The first thing the agreement will achieve is the elimination of the separatist groups and their backers from the UN and the non-governmental organizations operating in that region. It will allow stability and peace to prevail in southern Sudan, in order to bring development to that ravaged area. Iranian companies are already involved in projects for oil exploration in the south, and building power plants and building roads in various part of the country.

British plots preempted

In the days preceding and during Rafsanjani's tour of east Africa, the British-based and -controlled Sudanese opposition started a new assault against the government.

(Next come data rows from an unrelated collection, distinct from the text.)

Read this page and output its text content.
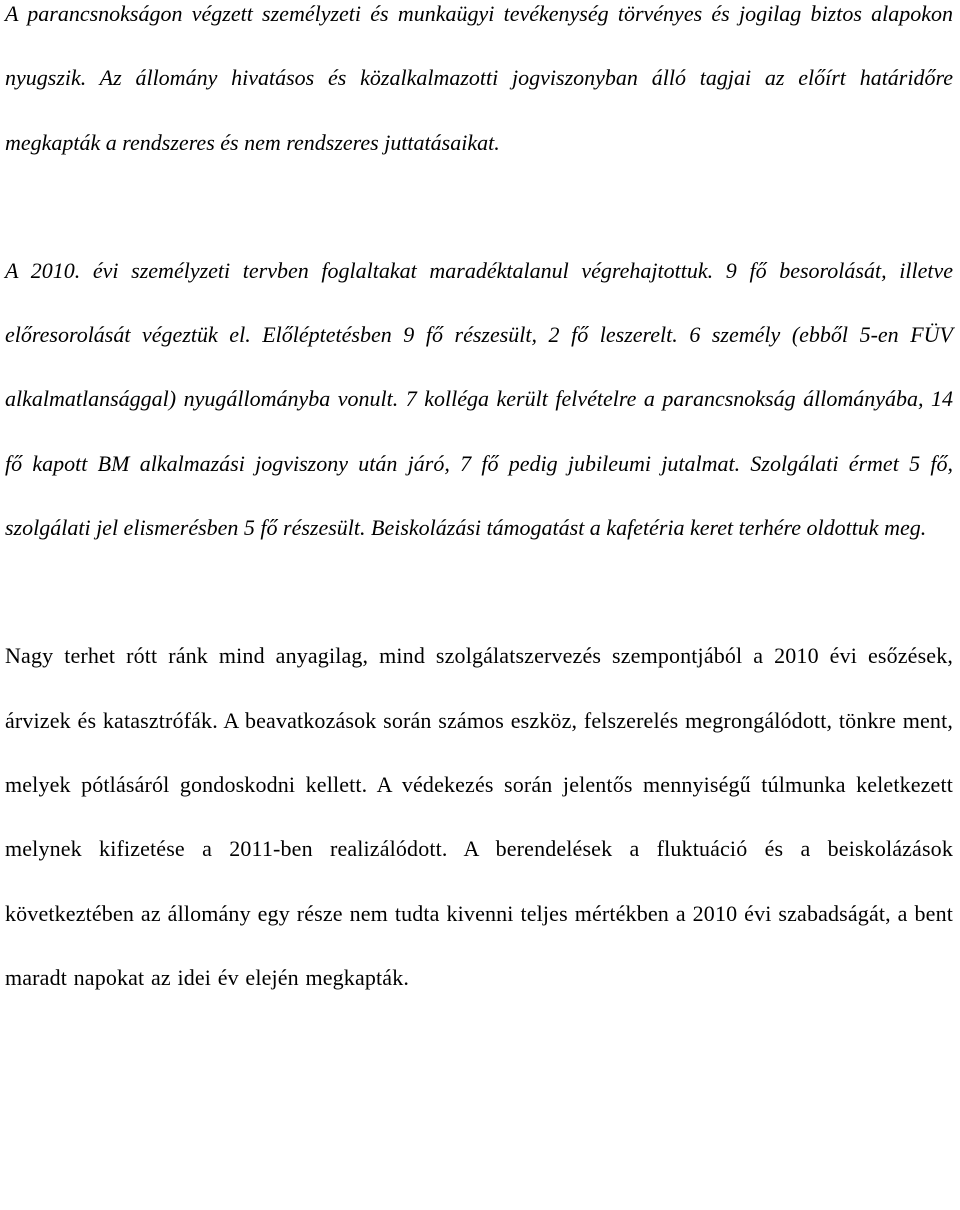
A parancsnokságon végzett személyzeti és munkaügyi tevékenység törvényes és jogilag biztos alapokon nyugszik. Az állomány hivatásos és közalkalmazotti jogviszonyban álló tagjai az előírt határidőre megkapták a rendszeres és nem rendszeres juttatásaikat.

A 2010. évi személyzeti tervben foglaltakat maradéktalanul végrehajtottuk. 9 fő besorolását, illetve előresorolását végeztük el. Előléptetésben 9 fő részesült, 2 fő leszerelt. 6 személy (ebből 5-en FÜV alkalmatlansággal) nyugállományba vonult. 7 kolléga került felvételre a parancsnokság állományába, 14 fő kapott BM alkalmazási jogviszony után járó, 7 fő pedig jubileumi jutalmat. Szolgálati érmet 5 fő, szolgálati jel elismerésben 5 fő részesült. Beiskolázási támogatást a kafetéria keret terhére oldottuk meg.

Nagy terhet rótt ránk mind anyagilag, mind szolgálatszervezés szempontjából a 2010 évi esőzések, árvizek és katasztrófák. A beavatkozások során számos eszköz, felszerelés megrongálódott, tönkre ment, melyek pótlásáról gondoskodni kellett. A védekezés során jelentős mennyiségű túlmunka keletkezett melynek kifizetése a 2011-ben realizálódott. A berendelések a fluktuáció és a beiskolázások következtében az állomány egy része nem tudta kivenni teljes mértékben a 2010 évi szabadságát, a bent maradt napokat az idei év elején megkapták.
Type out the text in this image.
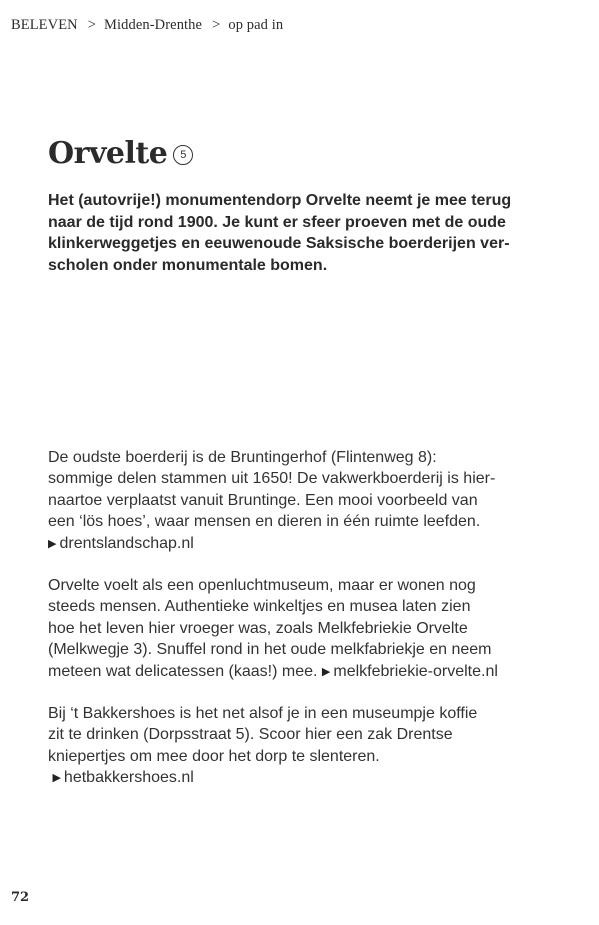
BELEVEN > Midden-Drenthe > op pad in
Orvelte	5

Het (autovrije!) monumentendorp Orvelte neemt je mee terug
naar de tijd rond 1900. Je kunt er sfeer proeven met de oude
klinkerweggetjes en eeuwenoude Saksische boerderijen ver-
scholen onder monumentale bomen.

De oudste boerderij is de Bruntingerhof (Flintenweg 8):
sommige delen stammen uit 1650! De vakwerkboerderij is hier-
naartoe verplaatst vanuit Bruntinge. Een mooi voorbeeld van
een ‘lös hoes’, waar mensen en dieren in één ruimte leefden.
▶ drentslandschap.nl

Orvelte voelt als een openluchtmuseum, maar er wonen nog
steeds mensen. Authentieke winkeltjes en musea laten zien
hoe het leven hier vroeger was, zoals Melkfebriekie Orvelte
(Melkwegje 3). Snuffel rond in het oude melkfabriekje en neem
meteen wat delicatessen (kaas!) mee. ▶ melkfebriekie-orvelte.nl

Bij ‘t Bakkershoes is het net alsof je in een museumpje koffie
zit te drinken (Dorpsstraat 5). Scoor hier een zak Drentse
kniepertjes om mee door het dorp te slenteren.
▶ hetbakkershoes.nl

72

Mohammed Osman al-Mirghani and Mansour Khalid, leaders of the Sudanese National Democratic Alliance, which was created by Baroness Caroline Cox at a June 1995 conference in the Eritrean capital of Asmara, and is financed by Cox's Christian Solidarity International, held a number of meetings in London on Sept. 5-6, with British Labour and Conservative Members of Parliament, to discuss ``ways of overthrowing the Khartoum regime,'' according to a press release by the SNDA. After the meetings, the SNDA issued a communique saying that its forces inside Sudan ``will escalate the fighting against the regime in the coming few days.'' Similar meetings were held in Washington, with U.S. State Department officials, and with UN Secretary General Boutros Boutros-Ghali, on Sept. 7-8. Boutros-Ghali promised to increase UN aid for southern Sudan. These meetings coincided with a new round of destabilization of Sudan. Riots broke out in Khartoum that week, after agents of the opposition parties infiltrated peaceful demonstrations protesting a strike by bakers, which had resulted in a bread crisis. Three people were killed in the riots.

Then on Sept. 6, a gunman who was allegedly trying to assassinate al-Sadiq al-Mahdi, the leader of the Mahdia sect and Umma Party in Sudan, was overwhelmed at the Omdurman Mosque, and was beaten by followers of the Mahdi. London-based opposition groups immediately charged that ``Hassan al-Turabi's National Islamic Front'' had plotted the assassination. Al-Turabi is the chairman of the elected Sudanese Parliament. By blaming the National Islamic Front for the assassination attempt, the London-based groups aimed at intensifying the civil war in Sudan.

One week before that incident, the Sudanese government revealed that it had uncovered a military insurgency led by 15 army officers with connections to the Asmara-based SNDA. The insurgency was attempting to take over or destroy Port Sudan, the most strategic Sudanese area. Meanwhile, the Eritrea-based armed wing of the SNDA continued its attacks on Sudanese army and police posts in eastern Sudan, close to the Eritrean border. So far, the Iranian initiative has succeeded in thwarting these attempts to destabilize Sudan, but the enemies of the nation of Sudan are reorganizing their ranks. Most of the forces of the SPLA have moved to east Sudan, Ethiopia, and Eritrea.

For the moment, the British plans aiming at destroying Sudan through an alliance among Eritrea, Ethiopea, and Uganda, and also through wrecking Kenyan-Sudanese and Egyptian-Sudanese relations, have been stalled. This gives the nations of east Africa the chance to rebuild their economies and resist the international oligarchy, which has for so long attempted to get its hands on the wealth and labor power of the African nations.